Tudo correu muito bem e continua a correr muito bem... O arquiteto e o conservador-chefe são cristãos e nossos dominicanos se esforçam para que eles rezem. "Venham fazer um retiro aqui," diz inocentemente o Padre Innocent-Marie.

Se os edifícios conventuais do século XVII foram restaurados e adaptados, e se conseguiram conservar vigas e uma magnífica escadaria esculpida em madeira, ainda há muito a ser feito.

A abadia não conhecia monges desde a Revolução. Portanto, é necessário restaurar a igreja, refazer um pórtico, fechar o claustro com um quarto lado.

E, se por um lado é uma obra empolgante participar assim da ressurreição de edifícios para servir à maior glória de Deus, restituindo toda a pureza das linhas naturais, buscando a identidade dos materiais, isso também leva muito tempo.

"O pior," diz o Padre Innocent-Marie, "é que se passa horas lá. Mas, é um pouco próprio dos fundadores serem um pouco sacrificados em benefício daqueles que virão completar ou renovar no futuro esta comunidade."

AS PESSOAS TÊM SEDE DE DEUS

Porque é uma abadia, porque é um monumento histórico, porque há monges em hábito religioso que vivem como sempre se viveu nos mosteiros... as pessoas vêm.

"As pessoas têm sede de Deus. Quando falamos sobre Nosso Senhor Jesus Cristo, sobre nossa religião, sobre a oração, sobre a resposta cristã ao sofrimento, isso não fica sem eco, muito pelo contrário. Há aqueles que se convertem, ou que voltam a Deus, que fazem batizar seus filhos."

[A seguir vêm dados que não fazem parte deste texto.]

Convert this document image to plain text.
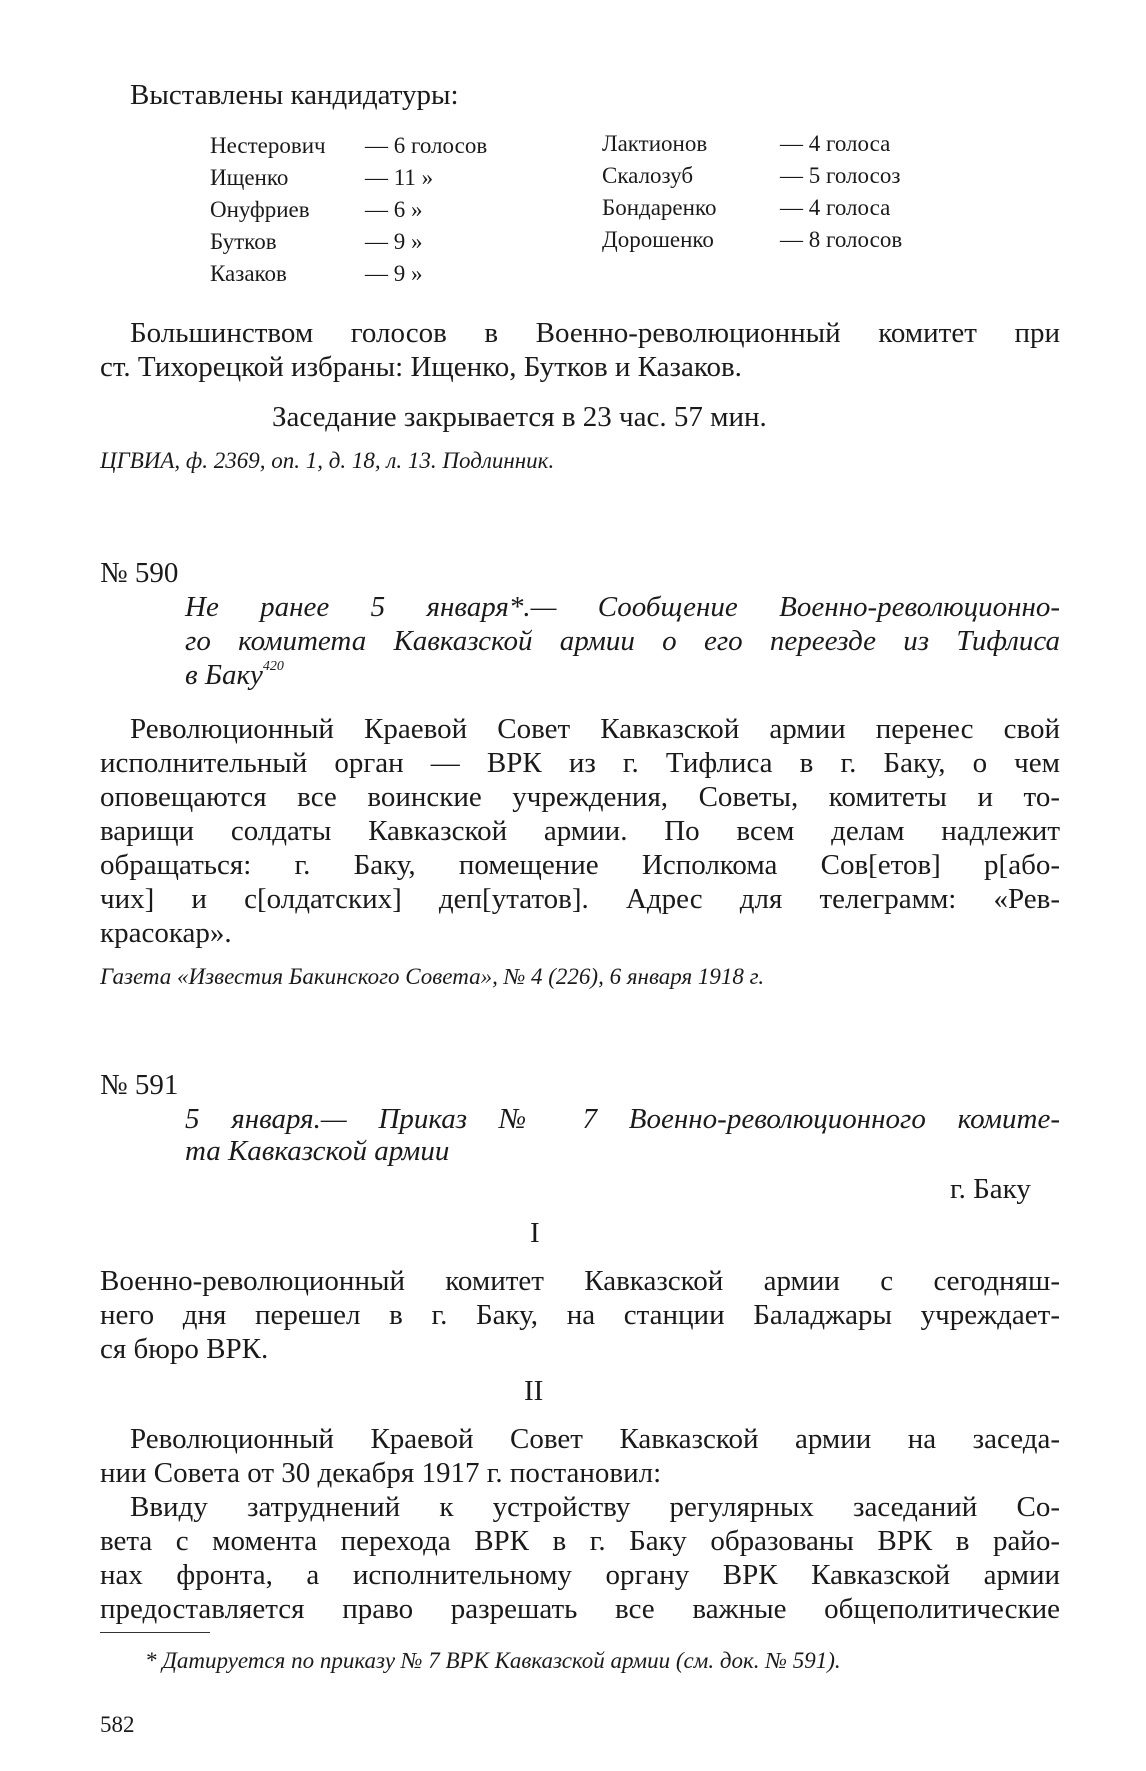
Выставлены кандидатуры:
Нестерович — 6 голосов
Ищенко	— 11 »
Онуфриев — 6 »
Бутков	— 9 »
Казаков	— 9 »
Лактионов	— 4 голоса
Скалозуб	— 5 голосоз
Бондаренко	— 4 голоса
Дорошенко	— 8 голосов
Большинством голосов в Военно-революционный комитет при
ст. Тихорецкой избраны: Ищенко, Бутков и Казаков.
Заседание закрывается в 23 час. 57 мин.
ЦГВИА, ф. 2369, оп. 1, д. 18, л. 13. Подлинник.
№ 590
Не ранее 5 января*.— Сообщение Военно-революционно-
го комитета Кавказской армии о его переезде из Тифлиса
в Баку$^{420}$
Революционный Краевой Совет Кавказской армии перенес свой
исполнительный орган — ВРК из г. Тифлиса в г. Баку, о чем
оповещаются все воинские учреждения, Советы, комитеты и то-
варищи солдаты Кавказской армии. По всем делам надлежит
обращаться: г. Баку, помещение Исполкома Сов[етов] р[або-
чих] и с[олдатских] деп[утатов]. Адрес для телеграмм: «Рев-
красокар».
Газета «Известия Бакинского Совета», № 4 (226), 6 января 1918 г.
№ 591
5 января.— Приказ № 7 Военно-революционного комите-
та Кавказской армии
г. Баку
I
Военно-революционный комитет Кавказской армии с сегодняш-
него дня перешел в г. Баку, на станции Баладжары учреждает-
ся бюро ВРК.
II
Революционный Краевой Совет Кавказской армии на заседа-
нии Совета от 30 декабря 1917 г. постановил:
Ввиду затруднений к устройству регулярных заседаний Со-
вета с момента перехода ВРК в г. Баку образованы ВРК в райо-
нах фронта, а исполнительному органу ВРК Кавказской армии
предоставляется право разрешать все важные общеполитические
* Датируется по приказу № 7 ВРК Кавказской армии (см. док. № 591).
582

"Embora rejeitados pelo Bispo e pelo clero local, prossegue o padre Innocent-Marie, esforçamo-nos para manter os contatos com os padres dominicanos que nos aceitam.

Quando estávamos em Écône, eu costumava visitar Monsenhor Lefebvre. Fiz muitas perguntas a ele. Aprendi muito com sua presença e me beneficiei de seus conselhos. Ele sempre foi muito bom, muito compreensivo, muito encorajador, nos alertando – seriamente – sobre o defeito, o perigo de sermos autodidatas. Em seus estudos, ele nos dizia, é preciso ter mestres, mesmo que não sejam fênixes, é necessário ter Mestres. É preciso primeiro receber.

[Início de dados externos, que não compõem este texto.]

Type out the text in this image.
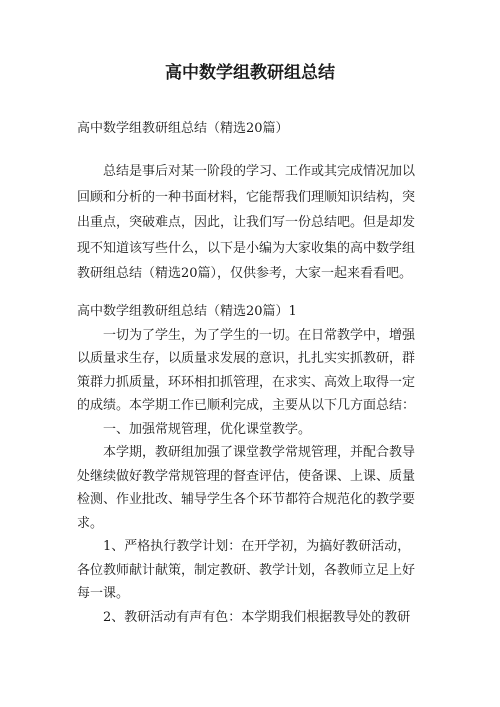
高中数学组教研组总结

高中数学组教研组总结（精选20篇）

总结是事后对某一阶段的学习、工作或其完成情况加以
回顾和分析的一种书面材料，它能帮我们理顺知识结构，突
出重点，突破难点，因此，让我们写一份总结吧。但是却发
现不知道该写些什么，以下是小编为大家收集的高中数学组
教研组总结（精选20篇），仅供参考，大家一起来看看吧。
高中数学组教研组总结（精选20篇）1
一切为了学生，为了学生的一切。在日常教学中，增强
以质量求生存，以质量求发展的意识，扎扎实实抓教研，群
策群力抓质量，环环相扣抓管理，在求实、高效上取得一定
的成绩。本学期工作已顺利完成，主要从以下几方面总结：
一、加强常规管理，优化课堂教学。
本学期，教研组加强了课堂教学常规管理，并配合教导
处继续做好教学常规管理的督查评估，使备课、上课、质量
检测、作业批改、辅导学生各个环节都符合规范化的教学要
求。
1、严格执行教学计划：在开学初，为搞好教研活动，
各位教师献计献策，制定教研、教学计划，各教师立足上好
每一课。
2、教研活动有声有色：本学期我们根据教导处的教研
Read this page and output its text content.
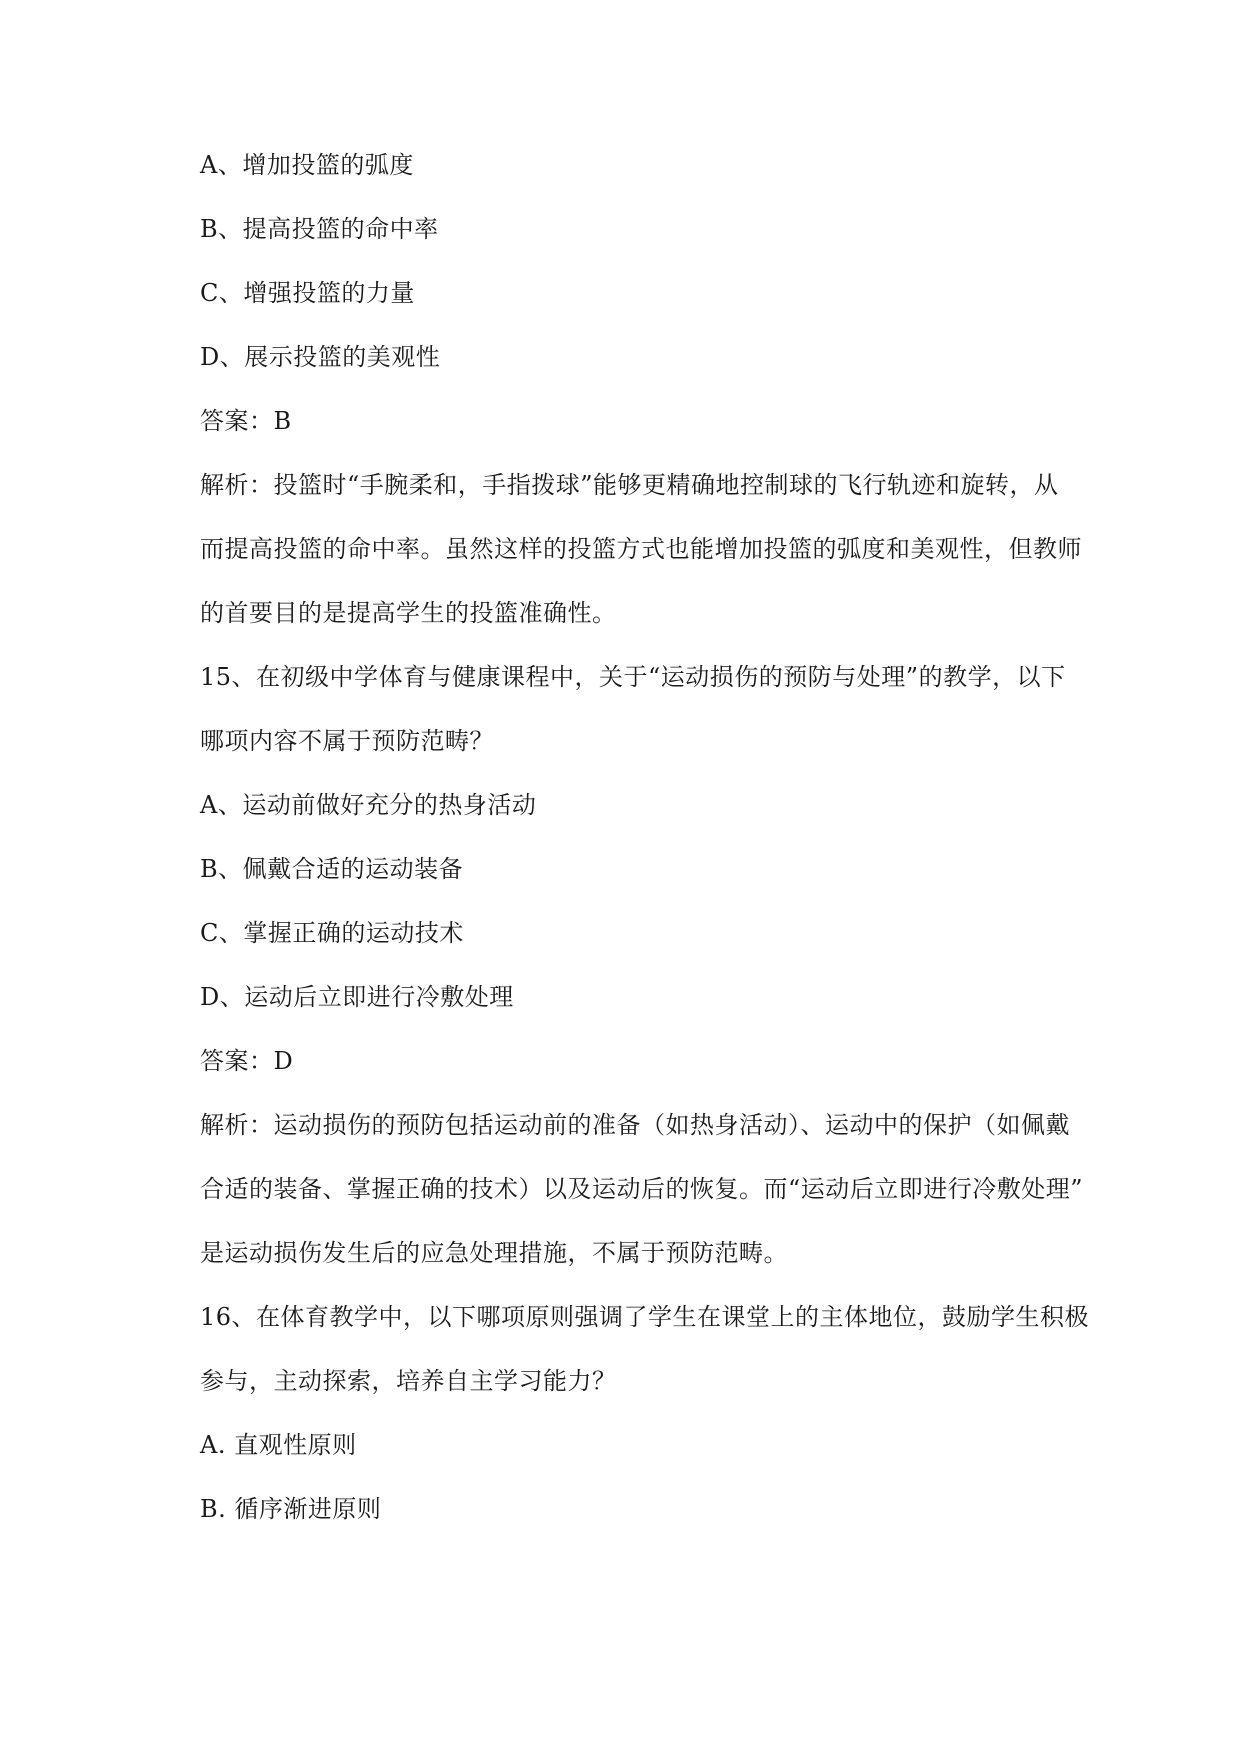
A、增加投篮的弧度
B、提高投篮的命中率
C、增强投篮的力量
D、展示投篮的美观性
答案：B
解析：投篮时“手腕柔和，手指拨球”能够更精确地控制球的飞行轨迹和旋转，从
而提高投篮的命中率。虽然这样的投篮方式也能增加投篮的弧度和美观性，但教师
的首要目的是提高学生的投篮准确性。
15、在初级中学体育与健康课程中，关于“运动损伤的预防与处理”的教学，以下
哪项内容不属于预防范畴？
A、运动前做好充分的热身活动
B、佩戴合适的运动装备
C、掌握正确的运动技术
D、运动后立即进行冷敷处理
答案：D
解析：运动损伤的预防包括运动前的准备（如热身活动）、运动中的保护（如佩戴
合适的装备、掌握正确的技术）以及运动后的恢复。而“运动后立即进行冷敷处理”
是运动损伤发生后的应急处理措施，不属于预防范畴。
16、在体育教学中，以下哪项原则强调了学生在课堂上的主体地位，鼓励学生积极
参与，主动探索，培养自主学习能力？
A. 直观性原则
B. 循序渐进原则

"Recebemos muito do saudoso Padre Barrielle."

Respeitando a tranquilidade à qual esses religiosos têm direito enquanto compartilham seu tempo entre a oração, a meditação, o estudo... e, por um tempo, com os trabalhos de restauração dos edifícios, a Abadia da Haye-aux-Bonshommes merece ser visitada, como escrevem os guias turísticos.

Que a história dessa equipe de jovens resgatados da revolução de "maio de 68", através de todas as dificuldades que enfrentaram nos primeiros anos do M.J.C.F., seja e permaneça um exemplo de tenacidade, de vontade de seguir o caminho que Nosso Senhor Jesus Cristo lhes traçou.